Using stable-hydrogen isotopes to reveal immigration in an Arctic-breeding songbird population

Knowledge of immigration and emigration rates is crucial for full understanding of population dynamics, yet we know little about those rates in songbirds, especially arctic birds. In a German population of blackcaps Sylvia atricapilla in which all breeding adults and all fledged young were color-banded, 56 % of the breeding birds in the subsequent year were immigrants from other populations [7]. Other studies estimated immigration rates solely of yearling birds. In a Swedish population of collared flycatchers Ficedula albicollis, estimated immigration rates of yearling birds in unmanipulated control plots was ca 16 % [11]. In yellow-headed blackbirds Xanthocephalus xanthocephalus, Ward [12] recorded a proportion of yearling males of 14 % in Illinois and 24 % in South Dakota, respectively, and he cited several other North American studies of songbirds with annual percentages of yearling males ranging between 16 and 65 %.

For northern wheatears, our minimum estimate for all immigrants was at least 38 %, so at least 40 of the 104 adult males we captured were immigrants. Hatch-year birds made up 56.7 % of captured males, so 23 (about 22 %) of immigrant males were yearlings. These estimates fall within the range of values for temperate songbirds.

There is limited and often anecdotal data on breeding site fidelity of arctic songbirds. In a 6-year study of Lapland longspurs (Calcarius lapponicus) at Barrow, Alaska cumulative return of banded birds for all years yield 11.6 % for males and 23.5 %) for females [38]. At Sarcpa Lake, Nunavut, 47 of 86 (55 %) adult Lapland longspurs were detected as returnees in a subsequent year and 31 adults from an unknown number banded at McConnell River, Nunavut, returned the next year [39]. In a 3-year study of Eastern yellow wagtails (Motacilla tschutschensis) at Cape Romanzof, Yukon Delta National Wildlife Refuge, Alaska, at least 12 of 23 (52 %) banded males returned in the following year but none of 23 banded females returned, for an overall adult return rate of 26 % [40]. Fragmentary data on snow buntings (Plectrophenax nivalis) appear to indicate considerably lower breeding site fidelity: at Sarcpa Lake, Nunavut, 2 of 9 banded males and zero of 10 banded females returned the next year; on Devon Island, Nunavut, of 32 adults banded over a 3-year period, one male and two females returned the following year [41]; and at Iqaluit, Nunavut, only two (1 male and 1 female) of 22 adults fitted with geolocators in 2013 were found in 2014 (DJTH, pers. obs.). These figures suggest about 10 % return rate for adult snow buntings; still twice the rate of 5 % we found for northern wheatears by banding.
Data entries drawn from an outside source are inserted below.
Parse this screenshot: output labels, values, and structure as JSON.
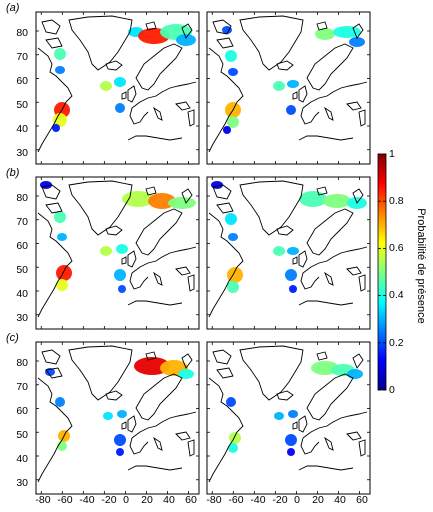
{
  "chart_data": {
    "type": "heatmap",
    "panels": [
      {
        "label": "(a)",
        "row": 0
      },
      {
        "label": "(b)",
        "row": 1
      },
      {
        "label": "(c)",
        "row": 2
      }
    ],
    "y_ticks": [
      "80",
      "70",
      "60",
      "50",
      "40",
      "30"
    ],
    "y_values": [
      80,
      70,
      60,
      50,
      40,
      30
    ],
    "ylim": [
      24,
      88
    ],
    "x_ticks": [
      "-80",
      "-60",
      "-40",
      "-20",
      "0",
      "20",
      "40",
      "60"
    ],
    "x_values": [
      -80,
      -60,
      -40,
      -20,
      0,
      20,
      40,
      60
    ],
    "xlim": [
      -85,
      70
    ],
    "colorbar": {
      "label": "Probabilité de présence",
      "ticks": [
        "1",
        "0.8",
        "0.6",
        "0.4",
        "0.2",
        "0"
      ],
      "tick_values": [
        1,
        0.8,
        0.6,
        0.4,
        0.2,
        0
      ],
      "range": [
        0,
        1
      ],
      "colormap": "jet"
    },
    "colors": {
      "frame": "#000000",
      "coast": "#000000",
      "background": "#ffffff"
    }
  }
}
Although the use of stable isotopes provides a promising approach for estimating immigration and emigration in a population [17, 18, 20–23], there are several potential limitations to this approach. First, in most landscapes, stable isotopes do not provide the level of spatial accuracy to detect short distance (~ 100 km) movements, even when multiple isotopes are combined [23]. Thus, in our case, stable isotopes could underestimate the true number of immigrants. Second, our approach relies on population-specific values from known-origin tissues of a relatively large sample. Acquiring known-origin tissue can involve intensive fieldwork, as it typically requires locating and monitoring nests or catching juveniles soon after they leave the nest. A less intensive approach would be to characterize local ?²H distribution based on interpolated precipitation values [27] and then offset this distribution with a diet-tissue discrimination factor [29, 30]. We chose not to take this approach because we did not have an estimated diet-tissue discrimination factor for Arctic-breeding populations of this species or an ecologically similar species. However, obtaining such an estimate would, in theory, also allow us to assign the geographic origin of immigrants with a certain degree of confidence. Third, different diets of juveniles versus adult birds could have influence on the isotopic signatures of feathers. However, there is no evidence that adults and juvenile wheatears differ in their diets at the breeding grounds (e.g. [42–44]). Metabolism is certainly different in growing birds as compared to adults. But Storm-Suke et al. [45] provide experimental evidence in quail that metabolic rate does not influence diet-tissue discrimination in hydrogen isotope values. Moreover, the consistency in average similarity in the isotopic signatures between juvenile and adult wheatear tail feathers hints on no substantial effects of age.

Immigration and emigration are crucial factors driving demography and dynamics of bird populations but not much is known about their magnitude or their annual variation. The use of stable isotopes may help fill this gap. In our study, isotope measurements of the feathers of northern wheatears indicated a high rate of immigration into the breeding population, which is consistent with low return rates of banded breeding adults as well as implying high emigration rates of local breeders. If emigration of adults is high throughout their breeding lives, calculations of apparent survival may be inaccurate or impossible, and may not closely reflect true survival. However, in songbirds with high site-faithfulness once they become breeders [1], apparent survival of adult birds as revealed by return rates may not be far off of true survival.